It shouldn't really have anything to do with the OS, unless it was memory limited and swapping constantly throughout it's whole lifespan. But that can happen with pretty much every OS.
I work in an "equipment" IT group that supports nearly 600 machines of every type imaginable, and I have seen drive failures of every manufacturer. More often than not, they seem to come in batches. Western Digital 10's, 13's, 20's, 120's, and frighteningly enough 250's seem to fail more then the others. Every Death Star that I have has died at least once with the bearing failure issue. (Starts to screech like a grinder) I have had many fujitsu's that simply became unreadable one fine day for no reason that I could ever discern, and many drives that run 24/7 that crater on a power failure when the disk spins down and the bearings fall out of the groove they've created.
I've even had to give one a little "twist" to get it spinning to get the data off of it, that was a weird one.
Most of the failures have been either bearing or platter to head contact related. Very few have been electronics unless the machine got single phased or something really cool like that.
I have about 10 toshiba laptops that have had every last 40gig hard drive fail.

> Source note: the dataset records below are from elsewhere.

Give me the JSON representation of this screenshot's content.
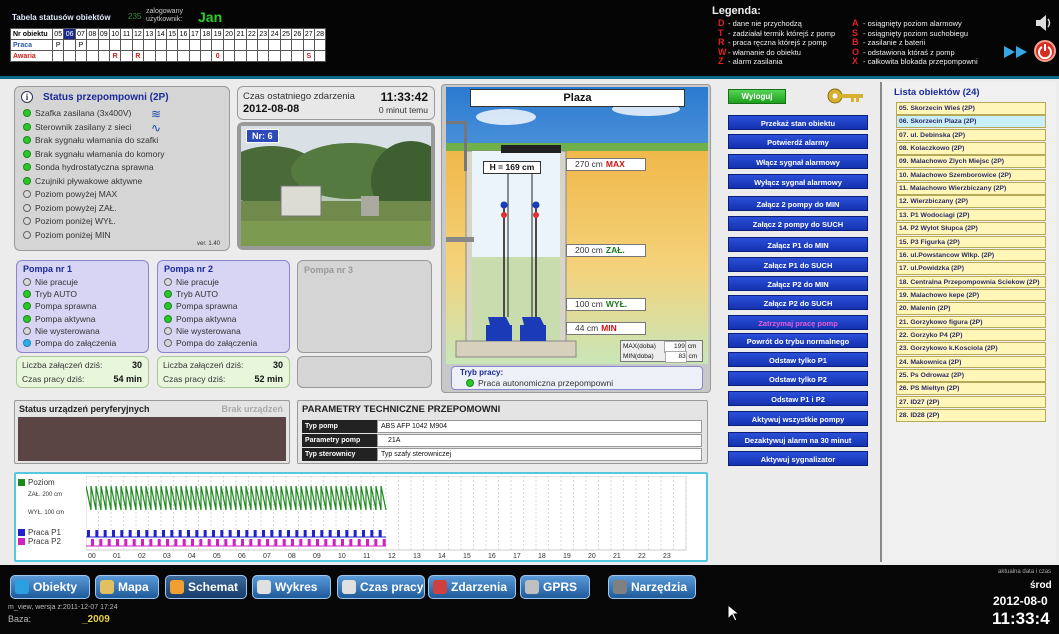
{
  "header": {
    "table_title": "Tabela statusów obiektów",
    "logged_count": "235",
    "user_label": "zalogowany użytkownik:",
    "user_name": "Jan",
    "grid_rows": [
      {
        "label": "Nr obiektu",
        "cells": [
          "05",
          "06",
          "07",
          "08",
          "09",
          "10",
          "11",
          "12",
          "13",
          "14",
          "15",
          "16",
          "17",
          "18",
          "19",
          "20",
          "21",
          "22",
          "23",
          "24",
          "25",
          "26",
          "27",
          "28"
        ]
      },
      {
        "label": "Praca",
        "cells": [
          "P",
          "",
          "P",
          "",
          "",
          "",
          "",
          "",
          "",
          "",
          "",
          "",
          "",
          "",
          "",
          "",
          "",
          "",
          "",
          "",
          "",
          "",
          "",
          ""
        ]
      },
      {
        "label": "Awaria",
        "cells": [
          "",
          "",
          "",
          "",
          "",
          "R",
          "",
          "R",
          "",
          "",
          "",
          "",
          "",
          "",
          "0",
          "",
          "",
          "",
          "",
          "",
          "",
          "",
          "S",
          ""
        ]
      }
    ]
  },
  "legend": {
    "title": "Legenda:",
    "left": [
      {
        "key": "D",
        "text": "- dane nie przychodzą"
      },
      {
        "key": "T",
        "text": "- zadziałał termik którejś z pomp"
      },
      {
        "key": "R",
        "text": "- praca ręczna którejś z pomp"
      },
      {
        "key": "W",
        "text": "- włamanie do obiektu"
      },
      {
        "key": "Z",
        "text": "- alarm zasilania"
      }
    ],
    "right": [
      {
        "key": "A",
        "text": "- osiągnięty poziom alarmowy"
      },
      {
        "key": "S",
        "text": "- osiągnięty poziom suchobiegu"
      },
      {
        "key": "B",
        "text": "- zasilanie z baterii"
      },
      {
        "key": "O",
        "text": "- odstawiona któraś z pomp"
      },
      {
        "key": "X",
        "text": "- całkowita blokada przepompowni"
      }
    ]
  },
  "status": {
    "title": "Status przepompowni (2P)",
    "version": "ver. 1.40",
    "items": [
      {
        "text": "Szafka zasilana (3x400V)",
        "state": "green"
      },
      {
        "text": "Sterownik zasilany z sieci",
        "state": "green"
      },
      {
        "text": "Brak sygnału włamania do szafki",
        "state": "green"
      },
      {
        "text": "Brak sygnału włamania do komory",
        "state": "green"
      },
      {
        "text": "Sonda hydrostatyczna sprawna",
        "state": "green"
      },
      {
        "text": "Czujniki pływakowe aktywne",
        "state": "green"
      },
      {
        "text": "Poziom powyżej MAX",
        "state": "off"
      },
      {
        "text": "Poziom powyżej ZAŁ.",
        "state": "off"
      },
      {
        "text": "Poziom poniżej WYŁ.",
        "state": "off"
      },
      {
        "text": "Poziom poniżej MIN",
        "state": "off"
      }
    ]
  },
  "last_event": {
    "label": "Czas ostatniego zdarzenia",
    "time": "11:33:42",
    "date": "2012-08-08",
    "ago": "0 minut temu"
  },
  "camera": {
    "label": "Nr: 6"
  },
  "pumps": [
    {
      "title": "Pompa nr 1",
      "items": [
        {
          "text": "Nie pracuje",
          "state": "off"
        },
        {
          "text": "Tryb AUTO",
          "state": "green"
        },
        {
          "text": "Pompa sprawna",
          "state": "green"
        },
        {
          "text": "Pompa aktywna",
          "state": "green"
        },
        {
          "text": "Nie wysterowana",
          "state": "off"
        },
        {
          "text": "Pompa do załączenia",
          "state": "blue"
        }
      ],
      "starts_label": "Liczba załączeń dziś:",
      "starts": "30",
      "time_label": "Czas pracy dziś:",
      "time": "54 min"
    },
    {
      "title": "Pompa nr 2",
      "items": [
        {
          "text": "Nie pracuje",
          "state": "off"
        },
        {
          "text": "Tryb AUTO",
          "state": "green"
        },
        {
          "text": "Pompa sprawna",
          "state": "green"
        },
        {
          "text": "Pompa aktywna",
          "state": "green"
        },
        {
          "text": "Nie wysterowana",
          "state": "off"
        },
        {
          "text": "Pompa do załączenia",
          "state": "off"
        }
      ],
      "starts_label": "Liczba załączeń dziś:",
      "starts": "30",
      "time_label": "Czas pracy dziś:",
      "time": "52 min"
    }
  ],
  "pump3": {
    "title": "Pompa nr 3"
  },
  "station": {
    "name": "Plaza",
    "height": "H = 169 cm",
    "levels": [
      {
        "label": "270 cm",
        "tag": "MAX",
        "color": "#d01010"
      },
      {
        "label": "200 cm",
        "tag": "ZAŁ.",
        "color": "#1a7a1a"
      },
      {
        "label": "100 cm",
        "tag": "WYŁ.",
        "color": "#1a7a1a"
      },
      {
        "label": "44 cm",
        "tag": "MIN",
        "color": "#d01010"
      }
    ],
    "max_label": "MAX(doba)",
    "max_value": "199",
    "max_unit": "cm",
    "min_label": "MIN(doba)",
    "min_value": "83",
    "min_unit": "cm",
    "mode_label": "Tryb pracy:",
    "mode": "Praca autonomiczna przepompowni"
  },
  "peripherals": {
    "title": "Status urządzeń peryferyjnych",
    "status": "Brak urządzeń"
  },
  "params": {
    "title": "PARAMETRY TECHNICZNE PRZEPOMOWNI",
    "rows": [
      {
        "label": "Typ pomp",
        "value": "ABS AFP 1042 M904"
      },
      {
        "label": "Parametry pomp",
        "value": "21A"
      },
      {
        "label": "Typ sterownicy",
        "value": "Typ szafy sterowniczej"
      }
    ]
  },
  "chart": {
    "legend": [
      {
        "name": "Poziom",
        "color": "#1a8a1a"
      },
      {
        "name": "ZAŁ. 200 cm",
        "color": ""
      },
      {
        "name": "WYŁ. 100 cm",
        "color": ""
      },
      {
        "name": "Praca P1",
        "color": "#2222cc"
      },
      {
        "name": "Praca P2",
        "color": "#d020c0"
      }
    ],
    "hours": [
      "00",
      "01",
      "02",
      "03",
      "04",
      "05",
      "06",
      "07",
      "08",
      "09",
      "10",
      "11",
      "12",
      "13",
      "14",
      "15",
      "16",
      "17",
      "18",
      "19",
      "20",
      "21",
      "22",
      "23"
    ]
  },
  "chart_data": {
    "type": "line",
    "x": [
      "00",
      "01",
      "02",
      "03",
      "04",
      "05",
      "06",
      "07",
      "08",
      "09",
      "10",
      "11",
      "12",
      "13",
      "14",
      "15",
      "16",
      "17",
      "18",
      "19",
      "20",
      "21",
      "22",
      "23"
    ],
    "series": [
      {
        "name": "Poziom",
        "values": [
          150,
          150,
          150,
          150,
          150,
          150,
          150,
          150,
          150,
          150,
          150,
          150,
          null,
          null,
          null,
          null,
          null,
          null,
          null,
          null,
          null,
          null,
          null,
          null
        ]
      },
      {
        "name": "Praca P1",
        "values": [
          1,
          1,
          1,
          1,
          1,
          1,
          1,
          1,
          1,
          1,
          1,
          1,
          null,
          null,
          null,
          null,
          null,
          null,
          null,
          null,
          null,
          null,
          null,
          null
        ]
      },
      {
        "name": "Praca P2",
        "values": [
          1,
          1,
          1,
          1,
          1,
          1,
          1,
          1,
          1,
          1,
          1,
          1,
          null,
          null,
          null,
          null,
          null,
          null,
          null,
          null,
          null,
          null,
          null,
          null
        ]
      }
    ],
    "levels": {
      "zal": 200,
      "wyl": 100
    }
  },
  "actions": {
    "logout": "Wyloguj",
    "buttons": [
      {
        "label": "Przekaż stan obiektu",
        "style": "blue"
      },
      {
        "label": "Potwierdź alarmy",
        "style": "blue"
      },
      {
        "label": "Włącz sygnał alarmowy",
        "style": "blue"
      },
      {
        "label": "Wyłącz sygnał alarmowy",
        "style": "blue"
      },
      {
        "label": "Załącz 2 pompy do MIN",
        "style": "blue"
      },
      {
        "label": "Załącz 2 pompy do SUCH",
        "style": "blue"
      },
      {
        "label": "Załącz P1 do MIN",
        "style": "blue"
      },
      {
        "label": "Załącz P1 do SUCH",
        "style": "blue"
      },
      {
        "label": "Załącz P2 do MIN",
        "style": "blue"
      },
      {
        "label": "Załącz P2 do SUCH",
        "style": "blue"
      },
      {
        "label": "Zatrzymaj pracę pomp",
        "style": "pink"
      },
      {
        "label": "Powrót do trybu normalnego",
        "style": "blue"
      },
      {
        "label": "Odstaw tylko P1",
        "style": "blue"
      },
      {
        "label": "Odstaw tylko P2",
        "style": "blue"
      },
      {
        "label": "Odstaw P1 i P2",
        "style": "blue"
      },
      {
        "label": "Aktywuj wszystkie pompy",
        "style": "blue"
      },
      {
        "label": "Dezaktywuj alarm na 30 minut",
        "style": "blue"
      },
      {
        "label": "Aktywuj sygnalizator",
        "style": "blue"
      }
    ]
  },
  "objects": {
    "title": "Lista obiektów (24)",
    "items": [
      "05. Skorzecin Wieś (2P)",
      "06. Skorzecin Plaza (2P)",
      "07. ul. Debinska (2P)",
      "08. Kolaczkowo (2P)",
      "09. Malachowo Zlych Miejsc (2P)",
      "10. Malachowo Szemborowice (2P)",
      "11. Malachowo Wierzbiczany (2P)",
      "12. Wierzbiczany (2P)",
      "13. P1 Wodociagi (2P)",
      "14. P2 Wylot Słupca (2P)",
      "15. P3 Figurka (2P)",
      "16. ul.Powstancow Wlkp. (2P)",
      "17. ul.Powidzka (2P)",
      "18. Centralna Przepompownia Sciekow (2P)",
      "19. Malachowo kepe (2P)",
      "20. Malenin (2P)",
      "21. Gorzykowo figura (2P)",
      "22. Gorzyko P4 (2P)",
      "23. Gorzykowo k.Kosciola (2P)",
      "24. Makownica (2P)",
      "25. Ps Odrowaz (2P)",
      "26. PS Mieltyn (2P)",
      "27. ID27 (2P)",
      "28. ID28 (2P)"
    ],
    "selected_index": 1
  },
  "nav": {
    "buttons": [
      {
        "label": "Obiekty",
        "color": "#2aa0e0"
      },
      {
        "label": "Mapa",
        "color": "#e0c060"
      },
      {
        "label": "Schemat",
        "color": "#f0a030"
      },
      {
        "label": "Wykres",
        "color": "#e0e0e0"
      },
      {
        "label": "Czas pracy",
        "color": "#e0e0e0"
      },
      {
        "label": "Zdarzenia",
        "color": "#d04040"
      },
      {
        "label": "GPRS",
        "color": "#c0c0c0"
      },
      {
        "label": "Narzędzia",
        "color": "#808080"
      }
    ]
  },
  "footer": {
    "version": "m_view, wersja z:2011-12-07 17:24",
    "db_label": "Baza:",
    "db_value": "_2009",
    "sync": "aktualna data i czas",
    "day": "środ",
    "date": "2012-08-0",
    "time": "11:33:4"
  }
}
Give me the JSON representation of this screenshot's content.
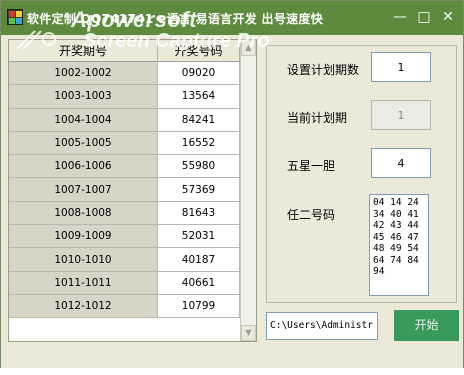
{
  "window": {
    "title": "软件定制 QQ741741 e语言 易语言开发 出号速度快",
    "controls": [
      "—",
      "□",
      "✕"
    ]
  },
  "watermark": {
    "line1": "Apowersoft",
    "line2": "Screen Capture Pro"
  },
  "table": {
    "columns": [
      "开奖期号",
      "开奖号码"
    ],
    "rows": [
      {
        "period": "1002-1002",
        "number": "09020"
      },
      {
        "period": "1003-1003",
        "number": "13564"
      },
      {
        "period": "1004-1004",
        "number": "84241"
      },
      {
        "period": "1005-1005",
        "number": "16552"
      },
      {
        "period": "1006-1006",
        "number": "55980"
      },
      {
        "period": "1007-1007",
        "number": "57369"
      },
      {
        "period": "1008-1008",
        "number": "81643"
      },
      {
        "period": "1009-1009",
        "number": "52031"
      },
      {
        "period": "1010-1010",
        "number": "40187"
      },
      {
        "period": "1011-1011",
        "number": "40661"
      },
      {
        "period": "1012-1012",
        "number": "10799"
      }
    ]
  },
  "form": {
    "plan_periods_label": "设置计划期数",
    "plan_periods_value": "1",
    "current_plan_label": "当前计划期",
    "current_plan_value": "1",
    "five_star_label": "五星一胆",
    "five_star_value": "4",
    "any_two_label": "任二号码",
    "any_two_value": "04 14 24\n34 40 41\n42 43 44\n45 46 47\n48 49 54\n64 74 84\n94"
  },
  "bottom": {
    "path_value": "C:\\Users\\Administr",
    "start_label": "开始"
  },
  "colors": {
    "titlebar": "#5d8a3c",
    "start_button": "#3a9a5c",
    "window_bg": "#ece9d8"
  }
}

They switched to Hitachi drives after that class action lawsuit. I guess 40gig drives were falling from the sky.
For a few years there Hard Drive technology was so bad that every manufacturer dropped their warranty down to one year. I have been happy to see them start creeping back up again. Most have a decent RMA system and I have never had a manufacturer complain about replacing a drive that was still in warranty.
Drives fail. They are the weak link, especially in a notebook computer.
Back your data up. It's that simple. RAID was created for a reason.